During an open forum on the Campus Framework in February, SU Vice Chancellor and Provost Michele Wheatly said funding for the plan will come from a variety of resources, including tuition and fees, grants, contracts and donations.
While the latest Campus Framework draft lacked concrete details regarding costs and the plan’s specific construction timeline, it did give a glimpse into how the university is preparing for the phase out of freshman and sophomore South Campus housing.
In anticipation of the South Campus relocation project, the university plans to construct additional parking lots at the “periphery” of Main Campus to help address traffic congestion and reduce the number of cars traveling through Main Campus, according to the draft released Monday. The document stated that SU wants to “increase rush-hour shuttle shifts between Main Campus” and a proposed additional parking lot on South Campus, as well.
In the draft, the university also makes the case that the South Campus housing relocation project will benefit SU by improving student safety.
“Increased investment in housing and student life facilities east of College Place and north of Einhorn Family Walk would create a stronger presence and increase activity in the areas around Thornden Park, which would decrease safety concerns for pedestrians in that area,” the document stated. “Additionally, decreasing student housing on South Campus and increasing shuttle service to the parking lots proposed for South Campus will eliminate students’ perceived need to walk past the unlit Oakwood Cemetery in the evenings.”
The university though is looking to ensure South Campus remains a functioning part of SU’s campus and is “reimagined,” according to the draft.
South Campus will be the future home to some administrative units that will be “relocating from the newly designed academic core” on Main Campus. Athletic facilities will also continue to operate on South Campus.
“South Campus will continue to be a critical component of the University’s landscape,” the document stated.
A number of near-term projects that SU is looking to complete as part of the Campus Framework were also listed in the latest draft, like the National Veterans Resource Complex. Most of the projects though included on this list had already been identified as near-term endeavors, with only a few exceptions like the construction of the Barnes Center for Health, Wellness and Recreation and the Innovation and Discovery Complex.
The Barnes Center for Health, Wellness and Recreation is a planned student-focused complex that will be located in the renovated Archbold Gymnasium.
The Counseling Center, the Office of Health Promotion, SU Health Services, Recreation Services and Student Assistance will all be co-located at the Barnes Center for Health, Wellness and Recreation, according to the document.

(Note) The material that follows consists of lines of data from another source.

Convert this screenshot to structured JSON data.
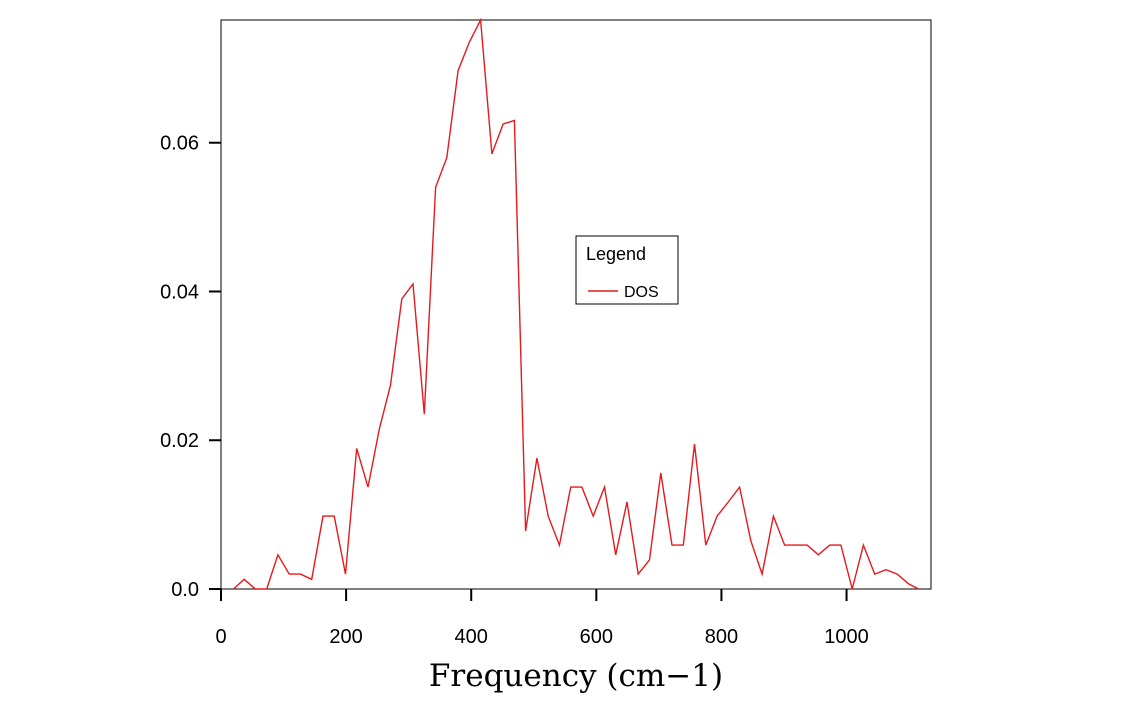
{
  "chart_data": {
    "type": "line",
    "title": "",
    "xlabel": "Frequency (cm−1)",
    "ylabel": "",
    "xlim": [
      0,
      1135
    ],
    "ylim": [
      0,
      0.0765
    ],
    "xticks": [
      0,
      200,
      400,
      600,
      800,
      1000
    ],
    "xtick_labels": [
      "0",
      "200",
      "400",
      "600",
      "800",
      "1000"
    ],
    "yticks": [
      0,
      0.02,
      0.04,
      0.06
    ],
    "ytick_labels": [
      "0.0",
      "0.02",
      "0.04",
      "0.06"
    ],
    "grid": false,
    "legend": {
      "title": "Legend",
      "position": "center-right"
    },
    "series": [
      {
        "name": "DOS",
        "color": "#e41a1c",
        "x": [
          20,
          37,
          55,
          73,
          91,
          109,
          127,
          145,
          163,
          181,
          199,
          217,
          235,
          253,
          271,
          289,
          307,
          325,
          343,
          361,
          379,
          397,
          415,
          433,
          451,
          469,
          487,
          505,
          523,
          541,
          559,
          577,
          595,
          613,
          631,
          649,
          667,
          685,
          703,
          721,
          739,
          757,
          775,
          793,
          811,
          829,
          847,
          865,
          883,
          901,
          919,
          937,
          955,
          973,
          991,
          1009,
          1027,
          1045,
          1063,
          1081,
          1099,
          1115
        ],
        "y": [
          0.0,
          0.0013,
          0.0,
          0.0,
          0.0046,
          0.002,
          0.002,
          0.0013,
          0.0098,
          0.0098,
          0.002,
          0.0189,
          0.0137,
          0.0215,
          0.0274,
          0.039,
          0.041,
          0.0235,
          0.054,
          0.058,
          0.0697,
          0.0735,
          0.0765,
          0.0585,
          0.0625,
          0.063,
          0.0078,
          0.0176,
          0.0098,
          0.0059,
          0.0137,
          0.0137,
          0.0098,
          0.0137,
          0.0046,
          0.0117,
          0.002,
          0.0039,
          0.0156,
          0.0059,
          0.0059,
          0.0195,
          0.0059,
          0.0098,
          0.0117,
          0.0137,
          0.0065,
          0.002,
          0.0098,
          0.0059,
          0.0059,
          0.0059,
          0.0046,
          0.0059,
          0.0059,
          0.0,
          0.0059,
          0.002,
          0.0026,
          0.002,
          0.0007,
          0.0
        ]
      }
    ]
  }
}
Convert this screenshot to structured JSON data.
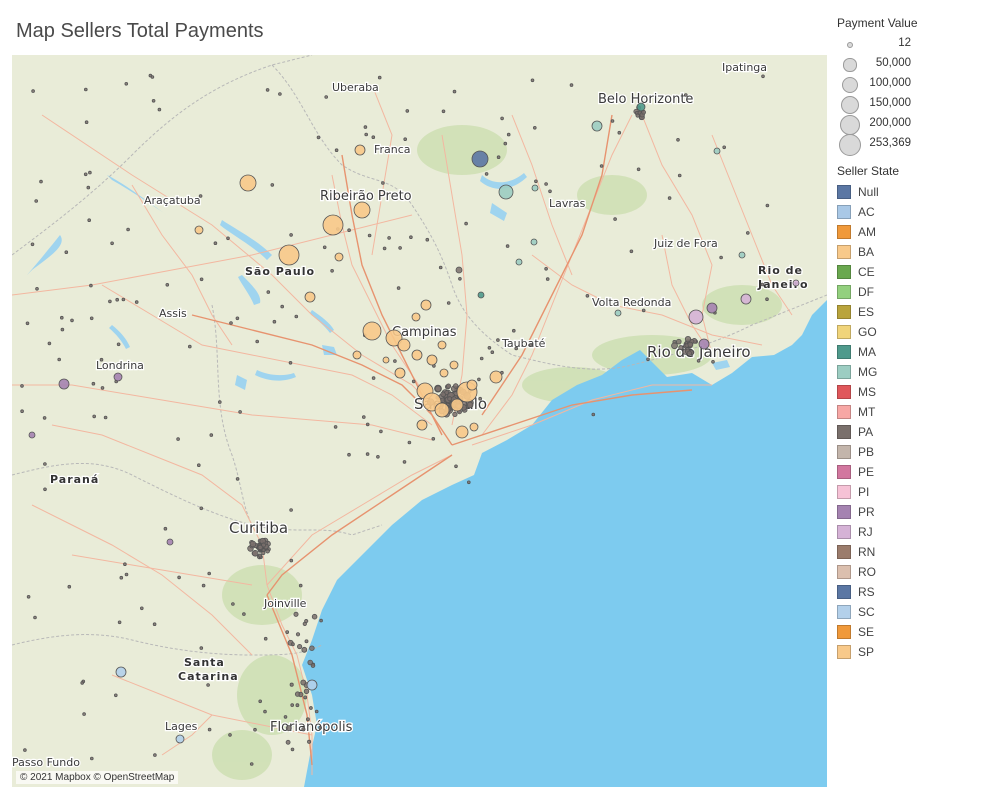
{
  "title": "Map Sellers Total Payments",
  "attribution": "© 2021 Mapbox © OpenStreetMap",
  "colors": {
    "ocean": "#7dcbef",
    "land": "#e9ecd8",
    "road": "#f3b7a0",
    "highway": "#e7936f",
    "border": "#b8b8b8",
    "water": "#9fd4ef",
    "forest": "#cfe0b5"
  },
  "cities": [
    {
      "name": "Uberaba",
      "style": "sm"
    },
    {
      "name": "Ipatinga",
      "style": "sm"
    },
    {
      "name": "Belo Horizonte",
      "style": "big"
    },
    {
      "name": "Franca",
      "style": "sm"
    },
    {
      "name": "Araçatuba",
      "style": "sm"
    },
    {
      "name": "Ribeirão Preto",
      "style": "big"
    },
    {
      "name": "Lavras",
      "style": "sm"
    },
    {
      "name": "Juiz de Fora",
      "style": "sm"
    },
    {
      "name": "São Paulo",
      "style": "state"
    },
    {
      "name": "Rio de",
      "style": "state"
    },
    {
      "name": "Janeiro",
      "style": "state"
    },
    {
      "name": "Assis",
      "style": "sm"
    },
    {
      "name": "Volta Redonda",
      "style": "sm"
    },
    {
      "name": "Campinas",
      "style": "big"
    },
    {
      "name": "Taubaté",
      "style": "sm"
    },
    {
      "name": "Rio de Janeiro",
      "style": "xl"
    },
    {
      "name": "Londrina",
      "style": "sm"
    },
    {
      "name": "São Paulo",
      "style": "xl"
    },
    {
      "name": "Paraná",
      "style": "state"
    },
    {
      "name": "Curitiba",
      "style": "xl"
    },
    {
      "name": "Joinville",
      "style": "sm"
    },
    {
      "name": "Santa",
      "style": "state"
    },
    {
      "name": "Catarina",
      "style": "state"
    },
    {
      "name": "Lages",
      "style": "sm"
    },
    {
      "name": "Florianópolis",
      "style": "big"
    },
    {
      "name": "Passo Fundo",
      "style": "sm"
    }
  ],
  "legend": {
    "size_title": "Payment Value",
    "sizes": [
      {
        "label": "12",
        "value": 12
      },
      {
        "label": "50,000",
        "value": 50000
      },
      {
        "label": "100,000",
        "value": 100000
      },
      {
        "label": "150,000",
        "value": 150000
      },
      {
        "label": "200,000",
        "value": 200000
      },
      {
        "label": "253,369",
        "value": 253369
      }
    ],
    "color_title": "Seller State",
    "states": [
      {
        "label": "Null",
        "color": "#5b77a4"
      },
      {
        "label": "AC",
        "color": "#a9c8e6"
      },
      {
        "label": "AM",
        "color": "#f0993a"
      },
      {
        "label": "BA",
        "color": "#f8c98a"
      },
      {
        "label": "CE",
        "color": "#6aa84f"
      },
      {
        "label": "DF",
        "color": "#93d07e"
      },
      {
        "label": "ES",
        "color": "#b9a43c"
      },
      {
        "label": "GO",
        "color": "#f0d47a"
      },
      {
        "label": "MA",
        "color": "#4f9a8c"
      },
      {
        "label": "MG",
        "color": "#9ccdc2"
      },
      {
        "label": "MS",
        "color": "#e0575b"
      },
      {
        "label": "MT",
        "color": "#f7a7a5"
      },
      {
        "label": "PA",
        "color": "#7a706c"
      },
      {
        "label": "PB",
        "color": "#c3b5ab"
      },
      {
        "label": "PE",
        "color": "#d2779f"
      },
      {
        "label": "PI",
        "color": "#f6c2d6"
      },
      {
        "label": "PR",
        "color": "#a583b1"
      },
      {
        "label": "RJ",
        "color": "#d5b2d6"
      },
      {
        "label": "RN",
        "color": "#9b7c6c"
      },
      {
        "label": "RO",
        "color": "#dbbfae"
      },
      {
        "label": "RS",
        "color": "#5b77a4"
      },
      {
        "label": "SC",
        "color": "#b3d0ea"
      },
      {
        "label": "SE",
        "color": "#f0993a"
      },
      {
        "label": "SP",
        "color": "#f8c98a"
      }
    ]
  }
}
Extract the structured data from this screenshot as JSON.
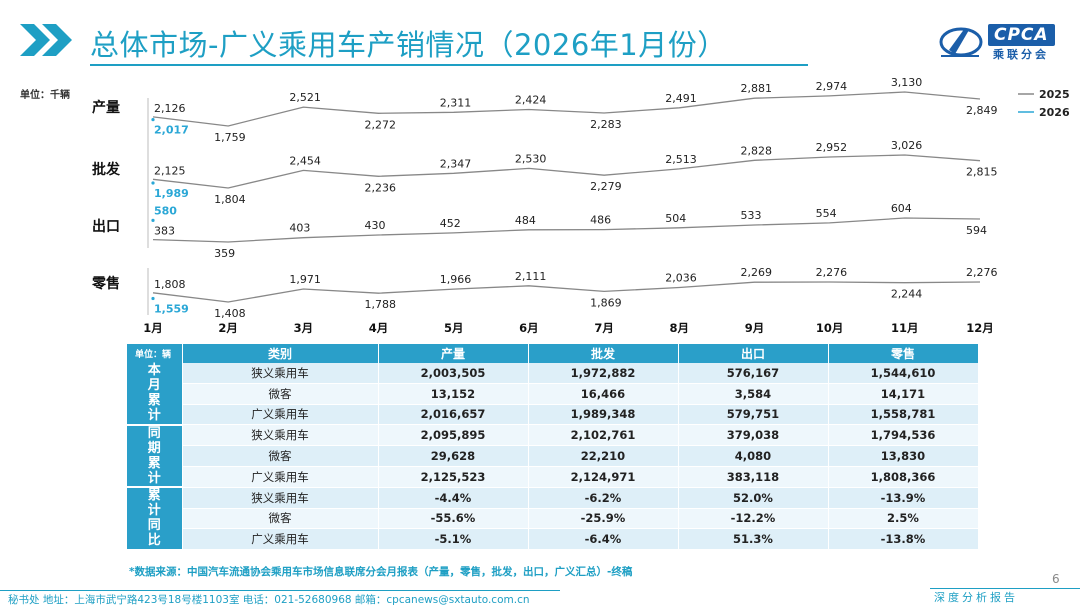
{
  "header": {
    "title": "总体市场-广义乘用车产销情况（2026年1月份）",
    "logo_text": "CPCA",
    "logo_sub": "乘联分会"
  },
  "unit_label": "单位：千辆",
  "chart_data": {
    "type": "line",
    "months": [
      "1月",
      "2月",
      "3月",
      "4月",
      "5月",
      "6月",
      "7月",
      "8月",
      "9月",
      "10月",
      "11月",
      "12月"
    ],
    "legend": [
      {
        "name": "2025",
        "color": "#888888"
      },
      {
        "name": "2026",
        "color": "#2aa7d6"
      }
    ],
    "legend_position": "top-right",
    "panels": [
      {
        "label": "产量",
        "y2025": [
          2126,
          1759,
          2521,
          2272,
          2311,
          2424,
          2283,
          2491,
          2881,
          2974,
          3130,
          2849
        ],
        "y2026": [
          2017
        ],
        "labels2025": [
          "2,126",
          "1,759",
          "2,521",
          "2,272",
          "2,311",
          "2,424",
          "2,283",
          "2,491",
          "2,881",
          "2,974",
          "3,130",
          "2,849"
        ],
        "labels2026": [
          "2,017"
        ]
      },
      {
        "label": "批发",
        "y2025": [
          2125,
          1804,
          2454,
          2236,
          2347,
          2530,
          2279,
          2513,
          2828,
          2952,
          3026,
          2815
        ],
        "y2026": [
          1989
        ],
        "labels2025": [
          "2,125",
          "1,804",
          "2,454",
          "2,236",
          "2,347",
          "2,530",
          "2,279",
          "2,513",
          "2,828",
          "2,952",
          "3,026",
          "2,815"
        ],
        "labels2026": [
          "1,989"
        ]
      },
      {
        "label": "出口",
        "y2025": [
          383,
          359,
          403,
          430,
          452,
          484,
          486,
          504,
          533,
          554,
          604,
          594
        ],
        "y2026": [
          580
        ],
        "labels2025": [
          "383",
          "359",
          "403",
          "430",
          "452",
          "484",
          "486",
          "504",
          "533",
          "554",
          "604",
          "594"
        ],
        "labels2026": [
          "580"
        ]
      },
      {
        "label": "零售",
        "y2025": [
          1808,
          1408,
          1971,
          1788,
          1966,
          2111,
          1869,
          2036,
          2269,
          2276,
          2244,
          2276
        ],
        "y2026": [
          1559
        ],
        "labels2025": [
          "1,808",
          "1,408",
          "1,971",
          "1,788",
          "1,966",
          "2,111",
          "1,869",
          "2,036",
          "2,269",
          "2,276",
          "2,244",
          "2,276"
        ],
        "labels2026": [
          "1,559"
        ]
      }
    ]
  },
  "table": {
    "unit": "单位：辆",
    "headers": [
      "类别",
      "产量",
      "批发",
      "出口",
      "零售"
    ],
    "groups": [
      {
        "name": "本月累计",
        "rows": [
          [
            "狭义乘用车",
            "2,003,505",
            "1,972,882",
            "576,167",
            "1,544,610"
          ],
          [
            "微客",
            "13,152",
            "16,466",
            "3,584",
            "14,171"
          ],
          [
            "广义乘用车",
            "2,016,657",
            "1,989,348",
            "579,751",
            "1,558,781"
          ]
        ]
      },
      {
        "name": "同期累计",
        "rows": [
          [
            "狭义乘用车",
            "2,095,895",
            "2,102,761",
            "379,038",
            "1,794,536"
          ],
          [
            "微客",
            "29,628",
            "22,210",
            "4,080",
            "13,830"
          ],
          [
            "广义乘用车",
            "2,125,523",
            "2,124,971",
            "383,118",
            "1,808,366"
          ]
        ]
      },
      {
        "name": "累计同比",
        "rows": [
          [
            "狭义乘用车",
            "-4.4%",
            "-6.2%",
            "52.0%",
            "-13.9%"
          ],
          [
            "微客",
            "-55.6%",
            "-25.9%",
            "-12.2%",
            "2.5%"
          ],
          [
            "广义乘用车",
            "-5.1%",
            "-6.4%",
            "51.3%",
            "-13.8%"
          ]
        ]
      }
    ]
  },
  "footnote": "*数据来源：中国汽车流通协会乘用车市场信息联席分会月报表（产量，零售，批发，出口，广义汇总）-终稿",
  "footer": {
    "text": "秘书处   地址：上海市武宁路423号18号楼1103室  电话：021-52680968   邮箱：cpcanews@sxtauto.com.cn",
    "right": "深度分析报告",
    "page": "6"
  }
}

The Innovation and Discovery Complex is a new laboratory space that will host the “integration” of STEM fields to create “new opportunities for interdisciplinary collaboration within the academic core of the University.” The current Quad 4 parking lot on Main Campus has been identified as a potential site for the Innovation and Discovery Complex, according to the document.
Disclaimer: The Daily Orange leases a house on Ostrom Avenue owned by Syracuse University. As part of the Campus Framework, the university has proposed building student housing on Ostrom Avenue where The D.O. currently operates.